HOUSTON, Texas (KTRK) -- A baby who was at the center of a life support battle at Texas Children's Hospital died shortly after he was officially released on Tuesday, according to a family doctor.
Nick Torres was released Tuesday afternoon to the custody of his family. Dr. Joseph Varon said the baby had been home for two hours when his heart stopped beating.
"The family surrounded the baby. They were praying," he said. "Everyone was very respectful and praying. Eventually, when I said he had flat-lined, I disconnected him from the respirator. They were very emotional. The last thing you want to see is your children go through this."
WATCH: Family doctor on Baby Nick's death: 'Final moments were emotional
The 10-month-old had been at the center of legal fight for weeks.
On Sept. 24, he was found unresponsive after being left unattended in a bathtub. On Sept. 30, doctors at Texas Children's Hospital declared him brain dead and wanted to remove him from life support. His parents argued he should be kept alive because his heart was still beating.
After several appeals, judges ruled in the hospital's favor.
Over the weekend, the hospital agreed to release Nick to go home, according to the attorney's office representing the family, if the Harris County Medical Examiner approved, as required by law.

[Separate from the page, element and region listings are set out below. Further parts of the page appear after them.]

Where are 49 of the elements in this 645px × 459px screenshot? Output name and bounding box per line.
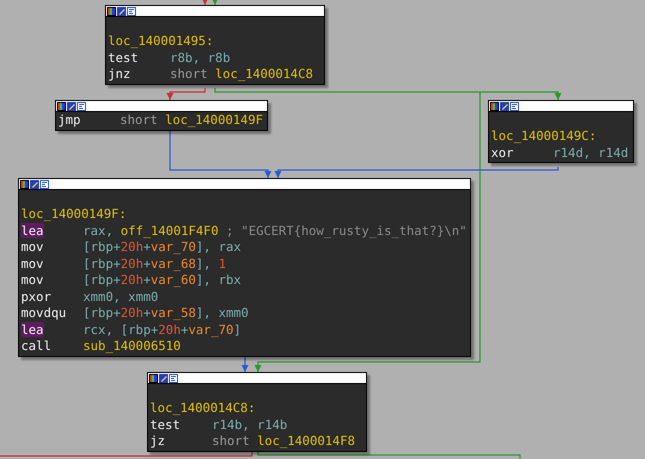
code-label: loc_14000149C: [491, 128, 596, 144]
operands: short loc_14000149F [120, 112, 263, 128]
graph-icon[interactable] [169, 374, 178, 382]
pencil-icon[interactable] [117, 6, 126, 16]
operands: [rbp+20h+var_68], 1 [83, 256, 226, 272]
mnemonic: jz [150, 433, 166, 448]
mnemonic: lea [21, 322, 44, 336]
operands: r14d, r14d [553, 144, 628, 161]
graph-icon[interactable] [40, 180, 49, 188]
operands: r8b, r8b [170, 50, 230, 66]
code-label: loc_14000149F: [21, 206, 126, 222]
graph-icon[interactable] [127, 6, 136, 16]
operands: short loc_1400014F8 [212, 433, 355, 450]
palette-icon[interactable] [57, 102, 66, 110]
flow-arrow [166, 88, 206, 100]
pencil-icon[interactable] [500, 102, 509, 110]
operands: [rbp+20h+var_58], xmm0 [83, 305, 249, 322]
operands: sub_140006510 [83, 338, 181, 354]
mnemonic: jnz [108, 66, 131, 81]
graph-icon[interactable] [510, 102, 519, 110]
operands: rax, off_14001F4F0 ; "EGCERT{how_rusty_is_that?}\n" [83, 222, 467, 239]
palette-icon[interactable] [20, 180, 29, 188]
mnemonic: mov [21, 272, 44, 287]
pencil-icon[interactable] [159, 374, 168, 382]
mnemonic: jmp [58, 112, 81, 127]
operands: [rbp+20h+var_70], rax [83, 239, 242, 256]
mnemonic: call [21, 338, 52, 353]
operands: [rbp+20h+var_60], rbx [83, 272, 242, 288]
mnemonic: lea [21, 222, 44, 238]
operands: xmm0, xmm0 [83, 288, 158, 305]
graph-icon[interactable] [77, 102, 86, 110]
mnemonic: mov [21, 256, 44, 270]
mnemonic: test [108, 50, 138, 64]
palette-icon[interactable] [107, 6, 116, 16]
pencil-icon[interactable] [67, 102, 76, 110]
mnemonic: mov [21, 239, 44, 254]
operands: short loc_1400014C8 [170, 66, 313, 82]
code-label: loc_1400014C8: [150, 400, 256, 416]
operands: rcx, [rbp+20h+var_70] [83, 322, 242, 338]
palette-icon[interactable] [149, 374, 158, 382]
pencil-icon[interactable] [30, 180, 39, 188]
mnemonic: xor [491, 144, 514, 160]
code-label: loc_140001495: [108, 33, 214, 50]
operands: r14b, r14b [212, 416, 288, 433]
mnemonic: test [150, 416, 180, 432]
palette-icon[interactable] [490, 102, 499, 110]
flow-arrow [242, 356, 248, 372]
mnemonic: movdqu [21, 305, 66, 320]
mnemonic: pxor [21, 288, 52, 304]
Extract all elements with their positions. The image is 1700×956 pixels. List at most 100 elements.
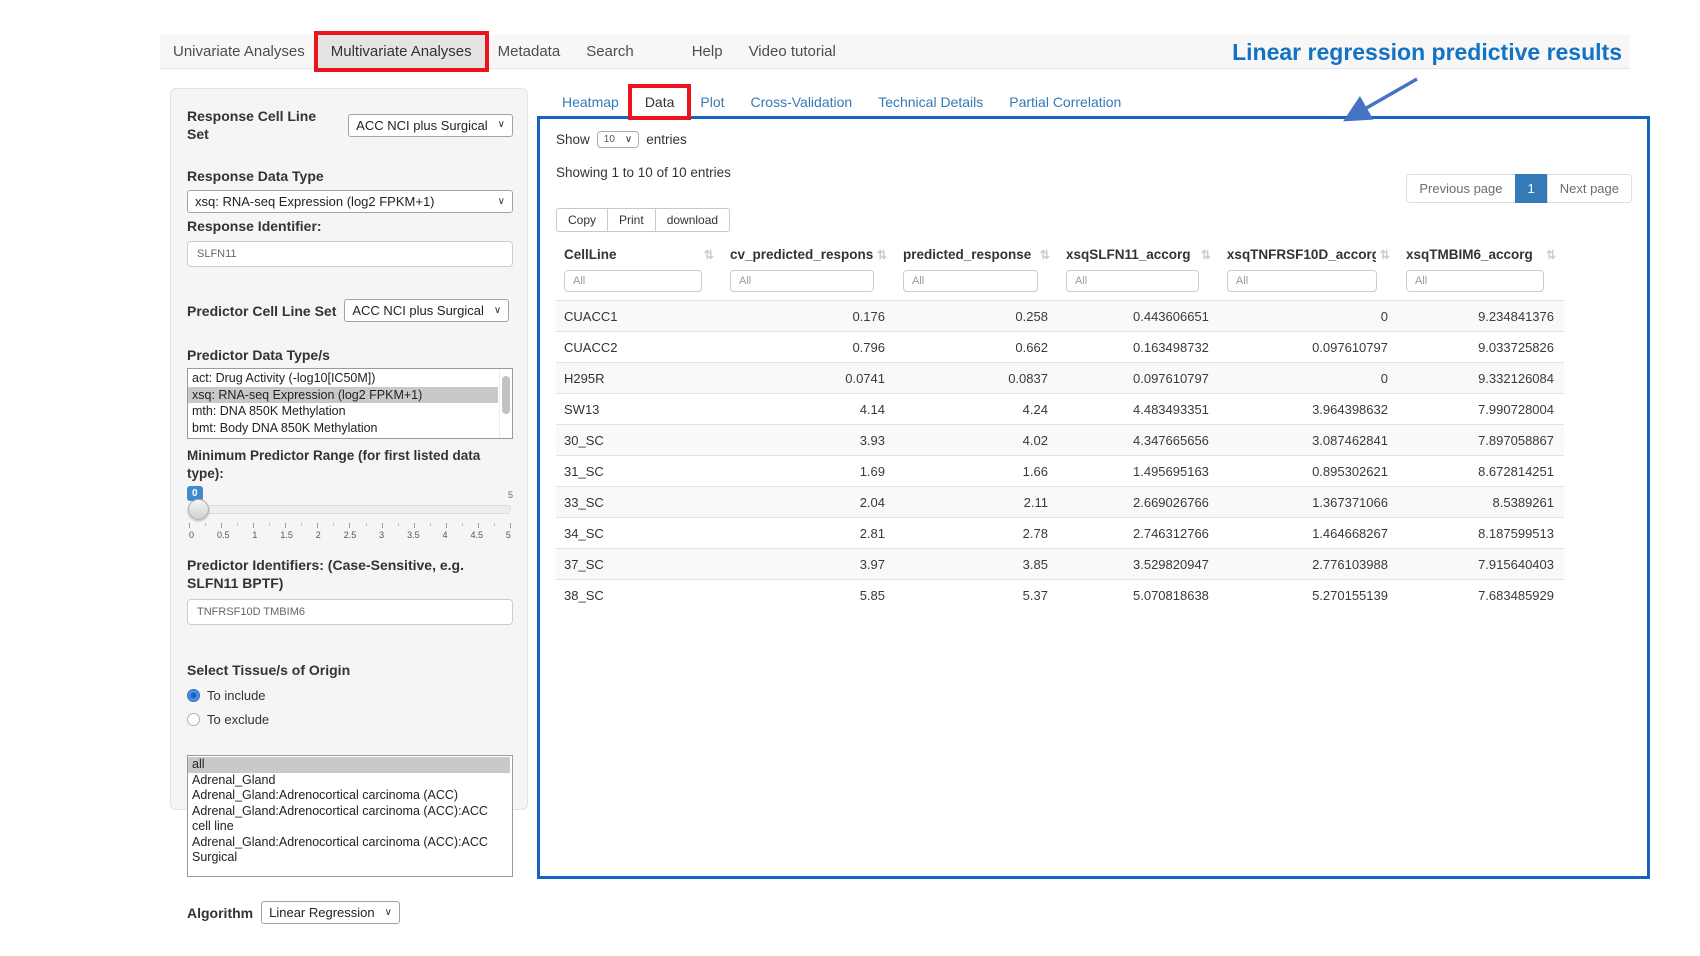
sort-icon[interactable]: ⇅: [1201, 248, 1211, 262]
cell-value: 3.529820947: [1058, 549, 1219, 580]
cell-value: 3.964398632: [1219, 394, 1398, 425]
min-predictor-range-slider: 0 5 00.511.522.533.544.55: [187, 505, 513, 540]
tissue-radio-to-include[interactable]: To include: [187, 688, 513, 703]
tab-data[interactable]: Data: [632, 88, 688, 116]
column-filter-input-cv-predicted-response[interactable]: [730, 270, 874, 292]
column-header-xsqslfn11-accorg[interactable]: xsqSLFN11_accorg⇅: [1058, 240, 1219, 268]
slider-ticks: [189, 523, 511, 528]
column-filter-input-xsqslfn11-accorg[interactable]: [1066, 270, 1199, 292]
nav-item-multivariate-analyses[interactable]: Multivariate Analyses: [318, 35, 485, 68]
predictor-data-type-option-xsq[interactable]: xsq: RNA-seq Expression (log2 FPKM+1): [188, 387, 498, 404]
tissue-option-adrenal-gland-adrenocortical-carcinoma-a[interactable]: Adrenal_Gland:Adrenocortical carcinoma (…: [188, 788, 510, 804]
response-data-type-select[interactable]: xsq: RNA-seq Expression (log2 FPKM+1) ∨: [187, 190, 513, 213]
tab-partial-correlation[interactable]: Partial Correlation: [996, 88, 1134, 116]
table-row: 31_SC1.691.661.4956951630.8953026218.672…: [556, 456, 1564, 487]
predictor-data-type-option-mth[interactable]: mth: DNA 850K Methylation: [188, 403, 498, 420]
nav-item-video-tutorial[interactable]: Video tutorial: [736, 35, 849, 68]
previous-page-button[interactable]: Previous page: [1406, 174, 1515, 203]
chevron-down-icon: ∨: [385, 908, 392, 918]
cell-value: 0.0837: [895, 363, 1058, 394]
tissue-option-adrenal-gland-adrenocortical-carcinoma-a[interactable]: Adrenal_Gland:Adrenocortical carcinoma (…: [188, 835, 510, 866]
cell-value: 2.04: [722, 487, 895, 518]
sort-icon[interactable]: ⇅: [704, 248, 714, 262]
tab-technical-details[interactable]: Technical Details: [865, 88, 996, 116]
response-data-type-value: xsq: RNA-seq Expression (log2 FPKM+1): [195, 194, 435, 209]
nav-item-search[interactable]: Search: [573, 35, 647, 68]
table-copy-button[interactable]: Copy: [556, 208, 608, 232]
tissue-option-adrenal-gland-adrenocortical-carcinoma-a[interactable]: Adrenal_Gland:Adrenocortical carcinoma (…: [188, 804, 510, 835]
predictor-cell-line-set-select[interactable]: ACC NCI plus Surgical ∨: [344, 299, 509, 322]
slider-tick-label: 4.5: [470, 530, 483, 540]
cell-value: 5.85: [722, 580, 895, 611]
column-filter-input-predicted-response[interactable]: [903, 270, 1038, 292]
predictor-identifiers-input[interactable]: [187, 599, 513, 625]
response-identifier-input[interactable]: [187, 241, 513, 267]
algorithm-value: Linear Regression: [269, 905, 375, 920]
results-table: CellLine⇅cv_predicted_response⇅predicted…: [556, 240, 1564, 610]
table-download-button[interactable]: download: [655, 208, 730, 232]
slider-handle[interactable]: [188, 499, 209, 520]
predictor-cell-line-set-row: Predictor Cell Line Set ACC NCI plus Sur…: [187, 299, 513, 322]
tissue-option-adrenal-gland[interactable]: Adrenal_Gland: [188, 773, 510, 789]
listbox-scrollbar[interactable]: [499, 369, 512, 438]
nav-item-help[interactable]: Help: [679, 35, 736, 68]
tab-heatmap[interactable]: Heatmap: [549, 88, 632, 116]
cell-value: 4.483493351: [1058, 394, 1219, 425]
next-page-button[interactable]: Next page: [1547, 174, 1632, 203]
nav-item-metadata[interactable]: Metadata: [485, 35, 574, 68]
sort-icon[interactable]: ⇅: [1380, 248, 1390, 262]
table-row: CUACC10.1760.2580.44360665109.234841376: [556, 301, 1564, 332]
predictor-data-type-option-bmt[interactable]: bmt: Body DNA 850K Methylation: [188, 420, 498, 437]
cell-value: 4.14: [722, 394, 895, 425]
table-print-button[interactable]: Print: [607, 208, 656, 232]
tissue-origin-label: Select Tissue/s of Origin: [187, 661, 513, 679]
tab-plot[interactable]: Plot: [687, 88, 737, 116]
tissue-option-all[interactable]: all: [188, 757, 510, 773]
column-filter-input-xsqtmbim6-accorg[interactable]: [1406, 270, 1544, 292]
predictor-data-types-listbox[interactable]: act: Drug Activity (-log10[IC50M])xsq: R…: [187, 368, 513, 439]
cell-cellline: SW13: [556, 394, 722, 425]
column-header-cellline[interactable]: CellLine⇅: [556, 240, 722, 268]
show-entries-select[interactable]: 10 ∨: [597, 131, 639, 148]
cell-value: 0.097610797: [1058, 363, 1219, 394]
response-cell-line-set-select[interactable]: ACC NCI plus Surgical ∨: [348, 114, 513, 137]
nav-item-univariate-analyses[interactable]: Univariate Analyses: [160, 35, 318, 68]
cell-value: 2.669026766: [1058, 487, 1219, 518]
table-row: CUACC20.7960.6620.1634987320.0976107979.…: [556, 332, 1564, 363]
tissue-listbox[interactable]: allAdrenal_GlandAdrenal_Gland:Adrenocort…: [187, 755, 513, 877]
annotation-title: Linear regression predictive results: [1232, 37, 1622, 67]
response-cell-line-set-row: Response Cell Line Set ACC NCI plus Surg…: [187, 107, 513, 143]
sort-icon[interactable]: ⇅: [1040, 248, 1050, 262]
radio-checked-icon: [187, 689, 200, 702]
column-filter-input-xsqtnfrsf10d-accorg[interactable]: [1227, 270, 1377, 292]
sort-icon[interactable]: ⇅: [1546, 248, 1556, 262]
predictor-data-type-option-act[interactable]: act: Drug Activity (-log10[IC50M]): [188, 370, 498, 387]
table-row: 34_SC2.812.782.7463127661.4646682678.187…: [556, 518, 1564, 549]
table-row: 33_SC2.042.112.6690267661.3673710668.538…: [556, 487, 1564, 518]
slider-track[interactable]: [189, 505, 511, 514]
show-entries-value: 10: [604, 134, 615, 145]
column-header-cv-predicted-response[interactable]: cv_predicted_response⇅: [722, 240, 895, 268]
cell-value: 0.895302621: [1219, 456, 1398, 487]
scrollbar-thumb[interactable]: [502, 376, 510, 414]
column-header-xsqtmbim6-accorg[interactable]: xsqTMBIM6_accorg⇅: [1398, 240, 1564, 268]
algorithm-select[interactable]: Linear Regression ∨: [261, 901, 400, 924]
algorithm-label: Algorithm: [187, 904, 253, 922]
slider-tick-label: 2: [316, 530, 321, 540]
cell-value: 8.5389261: [1398, 487, 1564, 518]
predictor-identifiers-label: Predictor Identifiers: (Case-Sensitive, …: [187, 556, 507, 592]
tab-cross-validation[interactable]: Cross-Validation: [738, 88, 866, 116]
cell-value: 0.097610797: [1219, 332, 1398, 363]
sort-icon[interactable]: ⇅: [877, 248, 887, 262]
predictor-data-types-label: Predictor Data Type/s: [187, 346, 513, 364]
current-page-button[interactable]: 1: [1515, 174, 1548, 203]
column-header-xsqtnfrsf10d-accorg[interactable]: xsqTNFRSF10D_accorg ⇅: [1219, 240, 1398, 268]
column-filter-input-cellline[interactable]: [564, 270, 702, 292]
tissue-radio-to-exclude[interactable]: To exclude: [187, 712, 513, 727]
column-header-label: xsqTNFRSF10D_accorg: [1227, 247, 1376, 262]
show-entries-row: Show 10 ∨ entries: [556, 131, 1631, 148]
predictor-cell-line-set-label: Predictor Cell Line Set: [187, 302, 336, 320]
entries-label: entries: [646, 132, 687, 147]
column-header-predicted-response[interactable]: predicted_response⇅: [895, 240, 1058, 268]
slider-tick-label: 5: [506, 530, 511, 540]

Tuesday afternoon, Texas Children's confirmed the baby was released "with the full approval and authorization" of the medical examiner.
"We continue to do everything we reasonably can to support the Torres family in this very tragic and difficult situation," the hospital said in a statement.
Dr. Varon said, because of Nick's condition, the end was inevitable. He was surprised how long he held on.
"As a clinician, I'm going to say it's just basic science," he explained. "This is just a natural evolution that was going to happen. Now, the timing is what calls my attention, to be honest with you. It would appear the baby waited until he got home to move on."
According to a family spokesperson, the family and their attorney signed a confidentiality agreement saying they would not discuss the case further.